6. Ares is trading at a premium to NAV: Normally investors might want to buy a BDC at a discount to the net asset value/share, thinking they can buy a dollar for 90 cents. While this is technically true, because of the nature of BDCs, trading at a premium to NAV is a good thing.

This is because BDCs are limited by law to a debt/equity ratio of 1. Since they must pay out 90% of earnings as dividends, in order to grow the portfolio, a BDC must either borrow or sell additional shares.

Anytime a BDC sells shares there is a chance at shareholder dilution. After all, if there are more shares, than an individual's shares automatically become worth less. However, if shares are sold at a premium to NAV, then dilution does not occur.

For example, imagine that a BDC is trading at $15/share and its NAV is $10/share. If it sells additional shares at the market rate of $15, then each share adds $5 to the total NAV of the company. This is essentially free money, which management can then invest wisely and grow NII/share. Net interest income/share is what pays the dividends which supports the price of the BDC shares. This means that even though the share count may go up, the NII/share will too and thus the dividend will be strengthened or may be increased. This enriches existing shareholders who benefit every time shares are sold at above NAV.

In addition, one can see from the graph below that Ares Capital is very good at growing its NAV, something lesser BDCs struggle with.

ARCC Book Value (Per Share) Chart

ARCC Price to Book Value Chart

Currently Ares Capital is selling at 1.09X NAV and the last time they sold additional shares they did so at 1.08X NAV.

7. Management is very good at capital gains as well as fixed income:

According to the last earnings call, in the last quarter management sold $391 million in loans which they had initiated at a 9.9% yield and sold for an 8.8% yield, representing a 11.1% profit and netting the company $43.4 million.

Since 2004, the company has averaged an internal rate of return of 13% on its loans. This has resulted in $258 million in capital gains, including $.84/share in excess taxable income that has been rolled over into 2014. This will be used for special dividends or possibly to raise the regular dividend, which has grown at a CAGR of 2.7%.

8. Rock Solid Dividend Coverage:

Over the last 6 quarters the dividend coverage ratio has averaged 114.2%, with the last quarter's ratio 110%. This indicates that the dividend is very safe. What's more, given the high levels of capital gains the company is accruing, it's likely that the dividend shall continue to grow at least at its 9 year CAGR of 2.7%.

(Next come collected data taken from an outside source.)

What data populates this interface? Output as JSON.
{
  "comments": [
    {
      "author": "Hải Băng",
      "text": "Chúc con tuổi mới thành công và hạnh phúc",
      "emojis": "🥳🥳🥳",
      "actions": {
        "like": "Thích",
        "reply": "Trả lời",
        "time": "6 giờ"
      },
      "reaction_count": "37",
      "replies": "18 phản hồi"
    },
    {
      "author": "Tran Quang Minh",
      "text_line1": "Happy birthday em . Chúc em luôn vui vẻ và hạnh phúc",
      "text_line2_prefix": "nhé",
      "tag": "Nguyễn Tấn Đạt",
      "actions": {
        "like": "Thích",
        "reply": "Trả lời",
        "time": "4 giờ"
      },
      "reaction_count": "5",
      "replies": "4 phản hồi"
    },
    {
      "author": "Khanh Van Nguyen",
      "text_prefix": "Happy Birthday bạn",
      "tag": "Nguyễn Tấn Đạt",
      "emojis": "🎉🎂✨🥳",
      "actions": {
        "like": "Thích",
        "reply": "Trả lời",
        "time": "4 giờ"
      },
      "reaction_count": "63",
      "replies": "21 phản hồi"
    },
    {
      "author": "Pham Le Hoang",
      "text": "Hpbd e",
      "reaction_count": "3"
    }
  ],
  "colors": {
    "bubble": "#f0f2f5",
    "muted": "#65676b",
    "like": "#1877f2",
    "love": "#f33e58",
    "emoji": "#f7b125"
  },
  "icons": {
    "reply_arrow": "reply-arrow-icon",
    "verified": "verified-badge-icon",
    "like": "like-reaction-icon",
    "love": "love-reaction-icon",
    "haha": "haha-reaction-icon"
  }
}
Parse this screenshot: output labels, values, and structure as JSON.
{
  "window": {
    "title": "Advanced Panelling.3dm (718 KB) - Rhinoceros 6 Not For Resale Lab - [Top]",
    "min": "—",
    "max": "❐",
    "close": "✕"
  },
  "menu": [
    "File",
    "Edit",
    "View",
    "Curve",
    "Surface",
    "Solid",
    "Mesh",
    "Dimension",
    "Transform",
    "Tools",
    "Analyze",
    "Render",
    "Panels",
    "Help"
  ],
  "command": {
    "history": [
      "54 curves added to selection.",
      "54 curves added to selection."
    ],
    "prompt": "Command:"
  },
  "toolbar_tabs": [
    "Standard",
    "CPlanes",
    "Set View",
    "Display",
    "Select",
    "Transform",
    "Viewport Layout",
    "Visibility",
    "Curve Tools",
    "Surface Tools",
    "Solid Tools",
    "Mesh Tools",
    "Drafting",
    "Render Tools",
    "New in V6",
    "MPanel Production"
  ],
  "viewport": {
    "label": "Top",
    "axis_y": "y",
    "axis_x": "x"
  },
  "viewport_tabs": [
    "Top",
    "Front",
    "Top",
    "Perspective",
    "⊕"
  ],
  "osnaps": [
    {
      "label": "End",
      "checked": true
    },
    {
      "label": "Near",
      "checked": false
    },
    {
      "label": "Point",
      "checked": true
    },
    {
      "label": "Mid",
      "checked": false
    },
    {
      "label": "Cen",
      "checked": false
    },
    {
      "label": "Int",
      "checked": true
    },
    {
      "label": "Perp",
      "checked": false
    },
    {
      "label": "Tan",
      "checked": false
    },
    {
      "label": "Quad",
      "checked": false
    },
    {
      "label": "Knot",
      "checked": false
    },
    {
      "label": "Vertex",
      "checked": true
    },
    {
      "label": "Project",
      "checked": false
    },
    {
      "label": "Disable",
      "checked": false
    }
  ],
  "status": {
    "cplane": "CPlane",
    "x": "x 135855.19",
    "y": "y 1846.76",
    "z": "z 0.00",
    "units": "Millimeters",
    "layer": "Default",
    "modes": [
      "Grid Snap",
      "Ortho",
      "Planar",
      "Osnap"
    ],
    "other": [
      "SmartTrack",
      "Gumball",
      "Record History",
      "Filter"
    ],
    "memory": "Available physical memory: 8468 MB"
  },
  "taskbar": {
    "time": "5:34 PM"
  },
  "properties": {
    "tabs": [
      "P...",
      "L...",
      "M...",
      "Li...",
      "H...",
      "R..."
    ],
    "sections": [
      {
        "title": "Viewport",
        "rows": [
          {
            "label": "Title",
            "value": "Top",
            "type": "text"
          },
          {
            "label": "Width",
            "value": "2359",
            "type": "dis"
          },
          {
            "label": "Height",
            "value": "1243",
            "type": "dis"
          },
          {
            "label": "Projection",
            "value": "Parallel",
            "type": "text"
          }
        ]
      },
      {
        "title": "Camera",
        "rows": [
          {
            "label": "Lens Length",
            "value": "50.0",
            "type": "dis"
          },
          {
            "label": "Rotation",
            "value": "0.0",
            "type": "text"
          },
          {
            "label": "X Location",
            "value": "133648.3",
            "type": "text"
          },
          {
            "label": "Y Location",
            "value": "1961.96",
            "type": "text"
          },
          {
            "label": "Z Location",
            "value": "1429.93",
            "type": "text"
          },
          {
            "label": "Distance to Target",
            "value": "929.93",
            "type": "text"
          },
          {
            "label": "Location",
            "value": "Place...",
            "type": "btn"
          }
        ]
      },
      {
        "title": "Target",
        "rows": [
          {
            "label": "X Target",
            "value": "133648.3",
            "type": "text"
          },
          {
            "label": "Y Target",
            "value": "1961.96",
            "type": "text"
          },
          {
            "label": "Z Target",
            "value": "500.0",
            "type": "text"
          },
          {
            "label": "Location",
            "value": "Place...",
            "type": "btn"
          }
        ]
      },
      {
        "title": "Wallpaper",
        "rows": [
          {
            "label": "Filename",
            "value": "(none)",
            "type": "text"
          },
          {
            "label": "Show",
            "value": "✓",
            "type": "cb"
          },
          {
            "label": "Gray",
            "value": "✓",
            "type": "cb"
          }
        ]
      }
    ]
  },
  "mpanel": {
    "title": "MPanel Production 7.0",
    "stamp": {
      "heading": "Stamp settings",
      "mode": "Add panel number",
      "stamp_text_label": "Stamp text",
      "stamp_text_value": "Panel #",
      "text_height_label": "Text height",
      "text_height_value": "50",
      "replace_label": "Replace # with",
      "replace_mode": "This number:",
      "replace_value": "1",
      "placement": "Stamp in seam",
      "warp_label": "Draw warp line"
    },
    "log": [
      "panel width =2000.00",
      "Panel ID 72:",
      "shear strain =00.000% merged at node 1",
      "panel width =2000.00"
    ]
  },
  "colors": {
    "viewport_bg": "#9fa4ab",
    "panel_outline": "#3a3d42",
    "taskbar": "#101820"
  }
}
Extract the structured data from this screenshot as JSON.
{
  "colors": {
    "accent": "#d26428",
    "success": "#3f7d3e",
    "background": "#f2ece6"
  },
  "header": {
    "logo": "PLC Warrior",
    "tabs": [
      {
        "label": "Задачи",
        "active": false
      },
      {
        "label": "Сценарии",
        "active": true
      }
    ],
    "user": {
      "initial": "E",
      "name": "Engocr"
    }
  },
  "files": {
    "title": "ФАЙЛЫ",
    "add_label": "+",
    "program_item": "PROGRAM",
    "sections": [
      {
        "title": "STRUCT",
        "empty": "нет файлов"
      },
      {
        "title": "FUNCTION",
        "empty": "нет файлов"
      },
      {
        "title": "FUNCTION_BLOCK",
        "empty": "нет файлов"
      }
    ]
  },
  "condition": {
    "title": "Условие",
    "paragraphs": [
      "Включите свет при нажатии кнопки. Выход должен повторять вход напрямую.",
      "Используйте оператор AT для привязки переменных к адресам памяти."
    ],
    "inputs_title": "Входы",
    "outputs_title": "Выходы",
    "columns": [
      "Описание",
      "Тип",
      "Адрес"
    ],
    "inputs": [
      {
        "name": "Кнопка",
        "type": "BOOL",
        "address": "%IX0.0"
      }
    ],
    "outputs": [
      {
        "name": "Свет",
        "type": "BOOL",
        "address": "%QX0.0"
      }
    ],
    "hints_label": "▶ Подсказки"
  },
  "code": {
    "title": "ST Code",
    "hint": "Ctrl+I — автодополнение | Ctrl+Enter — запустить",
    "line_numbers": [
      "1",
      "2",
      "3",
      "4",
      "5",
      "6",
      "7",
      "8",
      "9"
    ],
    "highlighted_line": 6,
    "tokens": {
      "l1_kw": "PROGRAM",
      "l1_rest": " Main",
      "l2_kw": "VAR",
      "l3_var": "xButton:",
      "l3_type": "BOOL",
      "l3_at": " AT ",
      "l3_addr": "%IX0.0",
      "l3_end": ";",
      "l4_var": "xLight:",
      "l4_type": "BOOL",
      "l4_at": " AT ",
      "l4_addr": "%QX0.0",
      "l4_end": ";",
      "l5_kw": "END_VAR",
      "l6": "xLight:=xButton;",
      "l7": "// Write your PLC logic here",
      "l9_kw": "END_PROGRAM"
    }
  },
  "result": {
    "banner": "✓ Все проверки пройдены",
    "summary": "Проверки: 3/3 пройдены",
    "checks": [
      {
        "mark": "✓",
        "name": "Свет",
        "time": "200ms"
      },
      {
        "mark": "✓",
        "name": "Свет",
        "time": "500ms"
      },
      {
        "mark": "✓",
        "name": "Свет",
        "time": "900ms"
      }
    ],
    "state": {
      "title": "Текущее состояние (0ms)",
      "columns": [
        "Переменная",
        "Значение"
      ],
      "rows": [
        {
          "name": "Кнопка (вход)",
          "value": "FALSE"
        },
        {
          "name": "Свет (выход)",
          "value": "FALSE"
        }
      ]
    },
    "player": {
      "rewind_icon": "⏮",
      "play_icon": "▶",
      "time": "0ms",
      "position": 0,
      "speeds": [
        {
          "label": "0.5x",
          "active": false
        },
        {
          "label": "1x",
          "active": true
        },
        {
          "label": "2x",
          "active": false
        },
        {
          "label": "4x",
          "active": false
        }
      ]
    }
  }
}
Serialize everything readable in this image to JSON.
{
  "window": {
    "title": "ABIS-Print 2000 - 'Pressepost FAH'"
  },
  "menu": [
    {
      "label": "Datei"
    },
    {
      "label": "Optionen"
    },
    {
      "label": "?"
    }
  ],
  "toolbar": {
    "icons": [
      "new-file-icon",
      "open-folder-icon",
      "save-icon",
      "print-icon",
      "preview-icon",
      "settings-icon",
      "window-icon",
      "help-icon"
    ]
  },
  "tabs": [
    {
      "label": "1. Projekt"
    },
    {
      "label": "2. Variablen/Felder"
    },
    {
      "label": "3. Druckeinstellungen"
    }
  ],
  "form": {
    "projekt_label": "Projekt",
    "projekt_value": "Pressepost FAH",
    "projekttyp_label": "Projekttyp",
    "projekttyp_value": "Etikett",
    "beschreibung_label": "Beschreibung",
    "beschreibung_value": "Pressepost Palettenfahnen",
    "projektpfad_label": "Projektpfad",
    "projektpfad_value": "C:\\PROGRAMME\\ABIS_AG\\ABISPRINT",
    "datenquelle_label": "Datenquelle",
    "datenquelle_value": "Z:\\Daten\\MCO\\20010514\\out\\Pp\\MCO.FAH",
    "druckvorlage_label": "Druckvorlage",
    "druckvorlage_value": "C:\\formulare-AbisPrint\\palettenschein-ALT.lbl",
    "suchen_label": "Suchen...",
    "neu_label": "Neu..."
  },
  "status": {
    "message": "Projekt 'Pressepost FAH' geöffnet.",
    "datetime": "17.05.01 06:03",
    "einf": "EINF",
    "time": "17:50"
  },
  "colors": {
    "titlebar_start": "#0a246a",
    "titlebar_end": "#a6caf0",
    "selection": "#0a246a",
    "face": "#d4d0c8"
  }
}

9. Exceptional Long-Term Performance:

ARCC Total Return Price Chart

Since its IPO in 2004, Ares Capital investors have enjoyed a 14.65% CAGR total return, (which assumes dividend reinvestment). What is notable about this is that this period includes the great crash of 2008-2009, in which Ares Capital plunged 70% but kept paying dividends and eventually recovered to new record highs.

Conclusion:

Ares Capital is a colossus in its industry and it deserves to be. Its exceptional management has shown a keen skill in loan discipline and proficiency at selling loans for a profit. The capital gains this generates helps to steadily grow the dividend and NAV, resulting in stronger total returns. The steady hand of Ares Management can give long-term investors confidence that their money is safe for the long term, even in the event of a black swan event, (such as a financial collapse). Few BDCs are truly "buy and hold forever" stocks but I feel that Ares Capital is a rare exception.

Disclosure: I am long PSEC. I wrote this article myself, and it expresses my own opinions. I am not receiving compensation for it (other than from Seeking Alpha). I have no business relationship with any company whose stock is mentioned in this article.